Director: [naam 5] [adres 2]

Shareholder: [bedrijf 7]

De bestuurders en aandeelhouders van [bedrijf 7] zijn tot en met 6 december 2013:

Name Address

Directors: [adres 4]

Shareholder: [adres 5]

2.15.

Naast bovenstaande informatie zijn ook de aangiften winstbelasting 2011/2012 en 2012/2013 en de jaarstukken van [bedrijf 4] van de gebroken boekjaren 24 maart 2010 tot en met 31 maart 2012 en 1 april 2012 tot en met 31 maart 2013 door de belastingdienst van Hong Kong verstrekt.

2.16.

De inspecteur heeft zich naar aanleiding van zijn bevindingen in het controlerapport van 8 augustus 2017 op het volgende standpunt gesteld:

“de genoemde bestuurders en aandeelhouders van [bedrijf 4] /RRC vallen in de categorie "nominees", ze besturen/houden vermoedelijk nog andere rechtspersonen (trustkantoor).”

2.17.

Uit de jaarrekeningen van [bedrijf 4] over de boekjaren die eindigen op 31 maart 2013 en 31 maart 2012 blijken de volgende opbrengsten (+) kosten (-):

2.18.

Belanghebbende heeft op 4 januari 2010 een ‘Geschäftsbesorgungsvertrag’ gesloten met [bedrijf 1] .

2.19.

De inspecteur heeft in het controlerapport de belastbare winst van belanghebbende voor de jaren 2011 en 2012 als volgt gecorrigeerd.

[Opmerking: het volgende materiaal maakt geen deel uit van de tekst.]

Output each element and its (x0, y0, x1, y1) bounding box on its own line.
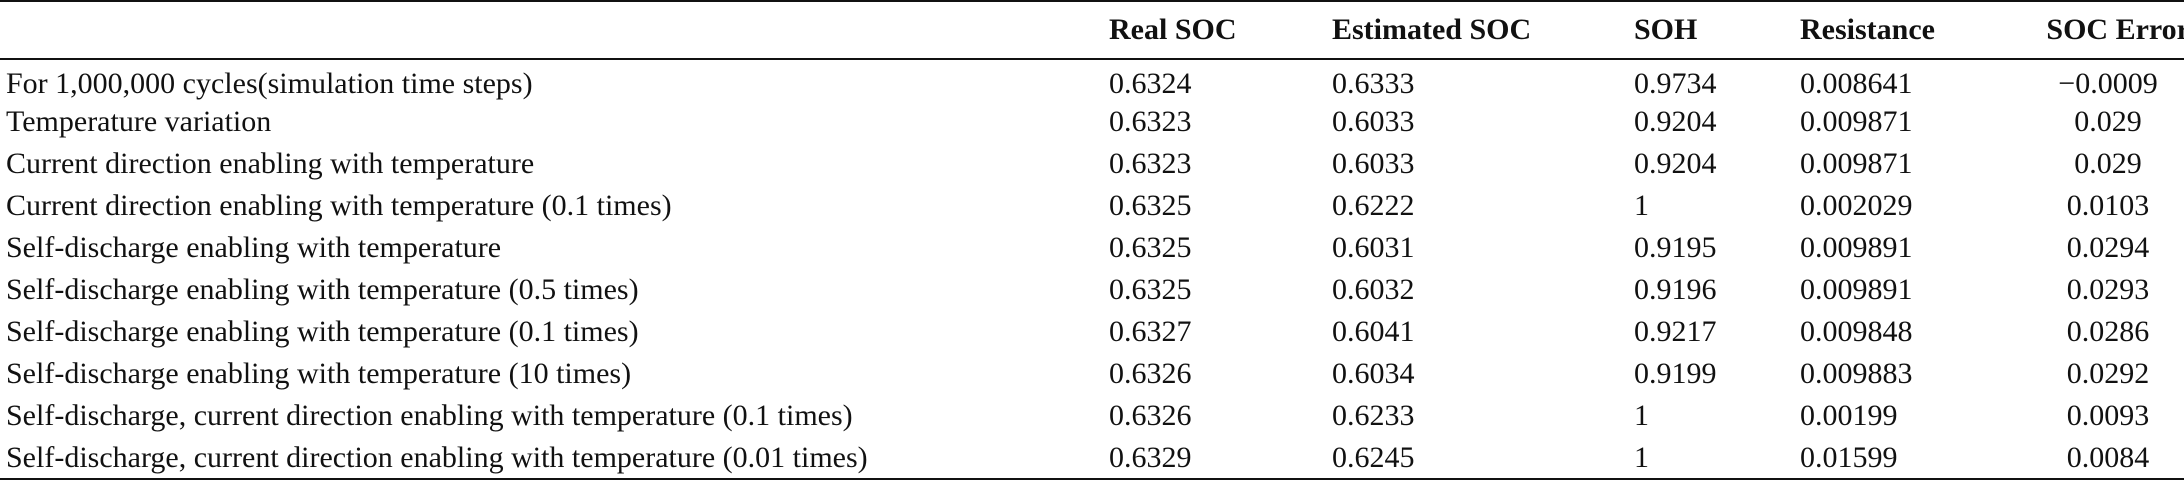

Berekening belastbare winst 2011

Belastbare winst volgens aangifte Vpb € 90.329

Bij: minder bemiddelingskosten buitenland € 235.000

Gecorrigeerde belastbare winst 2011 € 325.329

Berekening belastbare winst 2012

Belastbare winst volgens aangifte Vpb € 7.964

Bij: minder bemiddelingskosten buitenland € 70.000

Af: meer loonkosten € 106.700 -/-

Gecorrigeerde belastbare winst 2012 € 28.736 -/-

2.20.

Aan belanghebbende zijn vervolgens de onderhavige navorderingsaanslag, rente- en boetebeschikking voor het jaar 2011 opgelegd en is een verliesbeschikking voor het jaar 2012 vastgesteld naar de onder 2.19 vermelde bedragen.

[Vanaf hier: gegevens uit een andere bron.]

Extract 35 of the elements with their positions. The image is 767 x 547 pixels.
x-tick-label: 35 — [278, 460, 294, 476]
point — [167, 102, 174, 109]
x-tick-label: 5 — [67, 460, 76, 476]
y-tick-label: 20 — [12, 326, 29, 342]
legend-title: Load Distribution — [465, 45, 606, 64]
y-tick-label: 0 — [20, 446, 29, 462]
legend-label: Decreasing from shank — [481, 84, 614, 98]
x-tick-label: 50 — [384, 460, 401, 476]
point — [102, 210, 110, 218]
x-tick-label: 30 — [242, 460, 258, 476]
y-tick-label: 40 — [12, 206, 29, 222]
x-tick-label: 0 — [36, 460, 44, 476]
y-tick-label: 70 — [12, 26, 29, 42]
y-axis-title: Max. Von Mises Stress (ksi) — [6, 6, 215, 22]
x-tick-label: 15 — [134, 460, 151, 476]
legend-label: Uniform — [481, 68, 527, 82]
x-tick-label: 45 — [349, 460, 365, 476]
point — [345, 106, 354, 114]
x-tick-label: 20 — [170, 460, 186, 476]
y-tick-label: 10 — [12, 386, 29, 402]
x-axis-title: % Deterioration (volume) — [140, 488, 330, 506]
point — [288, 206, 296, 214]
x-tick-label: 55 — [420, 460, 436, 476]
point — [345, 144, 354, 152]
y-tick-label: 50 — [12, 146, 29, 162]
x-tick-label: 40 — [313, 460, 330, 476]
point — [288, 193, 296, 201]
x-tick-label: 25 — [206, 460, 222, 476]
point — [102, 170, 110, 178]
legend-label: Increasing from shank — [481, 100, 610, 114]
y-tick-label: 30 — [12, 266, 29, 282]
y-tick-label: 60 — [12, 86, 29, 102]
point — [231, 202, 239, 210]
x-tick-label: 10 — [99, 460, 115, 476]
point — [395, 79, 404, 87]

3 Geschil en conclusies van partijen

3.1.

Het geschil betreft het antwoord op de volgende vragen:

1. Heeft de inspecteur in strijd met de bepalingen uit het belastingverdrag met Hong Kong informatie verzocht over de jaren 2010 en 2011 en dient de verkregen informatie uitgesloten te worden van het bewijs?

2. Heeft belanghebbende recht op aftrek van de bemiddelingskosten die zijn gefactureerd door [bedrijf 4] ?

3. Heeft de inspecteur vertrouwen gewekt dat een onjuiste verwijzing naar een overeenkomst op facturen, niet aan aftrek in de weg staat?

4. Is de vergrijpboete voor het jaar 2011 ten onrechte opgelegd, omdat belanghebbende een pleitbaar standpunt heeft ingenomen?

3.2.

Belanghebbende concludeert tot vernietiging van de uitspraak van de rechtbank en vernietiging van de navorderingsaanslag Vpb 2011 en de daarbij behorende heffingsrente- en boetebeschikking en tot wijziging van de verliesbeschikking. De inspecteur concludeert tot bevestiging van de uitspraak van de rechtbank.